终场哨响,五棵松陷入了短暂的、复杂的寂静,随后,掌声响起,起初有些零落,犹豫,继而变得清晰、汇聚、最终成为一片真诚而澎湃的声浪,这掌声,不是献给胜利者,而是献给“完美”本身,献给一场他们不愿遭遇却不得不被征服的篮球艺术展,北京队的将士们——汗透战袍,眼神空洞或发红——也陆续抬起头,望向那个被队友围住的塞尔维亚人,败局已定,骄傲踏平,但在篮球的维度上,他们见证了一些超越胜负的东西。

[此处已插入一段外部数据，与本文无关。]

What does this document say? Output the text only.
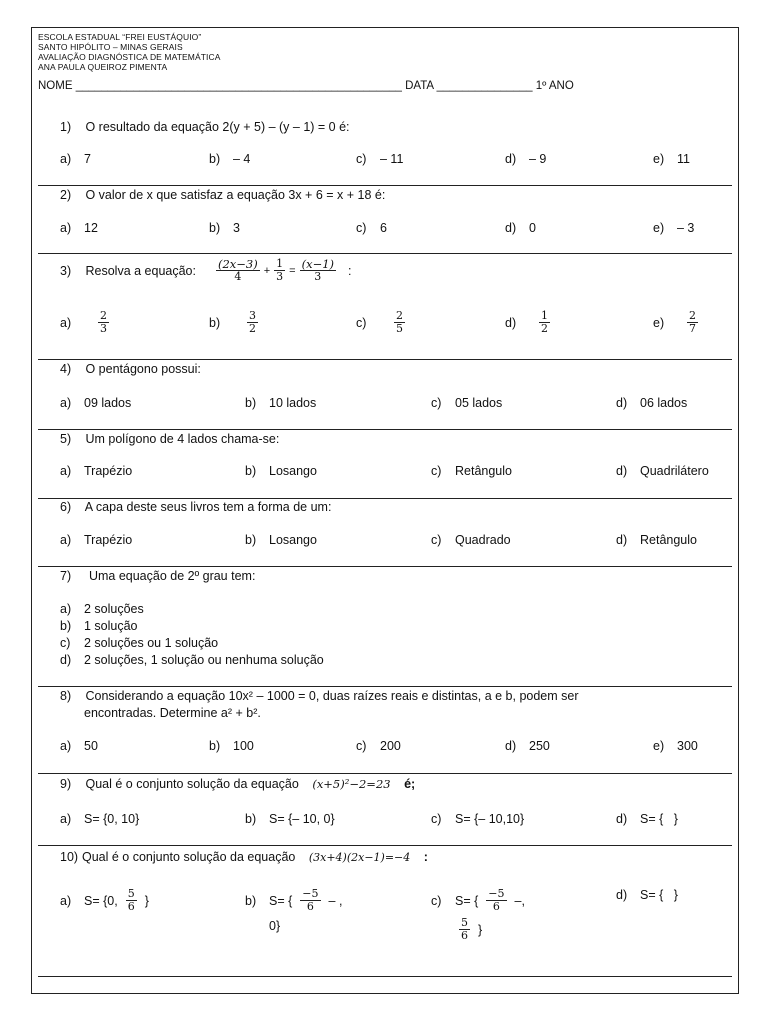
ESCOLA ESTADUAL “FREI EUSTÁQUIO”
SANTO HIPÓLITO – MINAS GERAIS
AVALIAÇÃO DIAGNÓSTICA DE MATEMÁTICA
ANA PAULA QUEIROZ PIMENTA
NOME ___________________________________________________ DATA _______________ 1º ANO
1) O resultado da equação 2(y + 5) – (y – 1) = 0 é:
a) 7	b) – 4	c) – 11	d) – 9	e) 11
2) O valor de x que satisfaz a equação 3x + 6 = x + 18 é:
a) 12	b) 3	c) 6	d) 0	e) – 3
3)
	Resolva a equação: $\frac{(2x-3)}{4} + \frac{1}{3} = \frac{(x-1)}{3}$ :
a)	$\frac{2}{3}$	b)	$\frac{3}{2}$	c)	$\frac{2}{5}$	d)	$\frac{1}{2}$	e)	$\frac{2}{7}$
4) O pentágono possui:
a) 09 lados	b) 10 lados	c) 05 lados	d) 06 lados
5) Um polígono de 4 lados chama-se:
a) Trapézio	b) Losango	c) Retângulo	d) Quadrilátero
6) A capa deste seus livros tem a forma de um:
a) Trapézio	b) Losango	c) Quadrado	d) Retângulo
7) Uma equação de 2º grau tem:
a) 2 soluções
b) 1 solução
c) 2 soluções ou 1 solução
d) 2 soluções, 1 solução ou nenhuma solução
8) Considerando a equação 10x² – 1000 = 0, duas raízes reais e distintas, a e b, podem ser
encontradas. Determine a² + b².
a) 50	b) 100	c) 200	d) 250	e) 300
9) Qual é o conjunto solução da equação (x+5)²−2=23 é;
a) S= {0, 10}	b) S= {– 10, 0}	c) S= {– 10,10}	d) S= {   }
10) Qual é o conjunto solução da equação (3x+4)(2x−1)=−4 :
a)	S= {0, $\frac{5}{6}$ }	b)	S= { $\frac{-5}{6}$ – ,
0}
c)	S= { $\frac{-5}{6}$ –,
$\frac{5}{6}$ }
d) S= {   }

张镇麟最后一个离开球场,他回头望了一眼约基奇消失的球员通道,这个夜晚,他的成长课程被一个大师上了一堂名为“绝望”与“启迪”的课,地板上的汗迹还未干,仿佛记录着那个巨人刚才跳完的一整场独舞。有些失败,并非终点,而是测量自身与世界之巅距离的残酷标尺,热火踏平了比分,而约基奇,用一种近乎完美的篮球哲学,踏平了旧有认知的边界,五棵松的夜晚冰凉,但一颗关于“篮球还可以这样打”的种子,或许已在某些年轻的心里,灼热地埋下。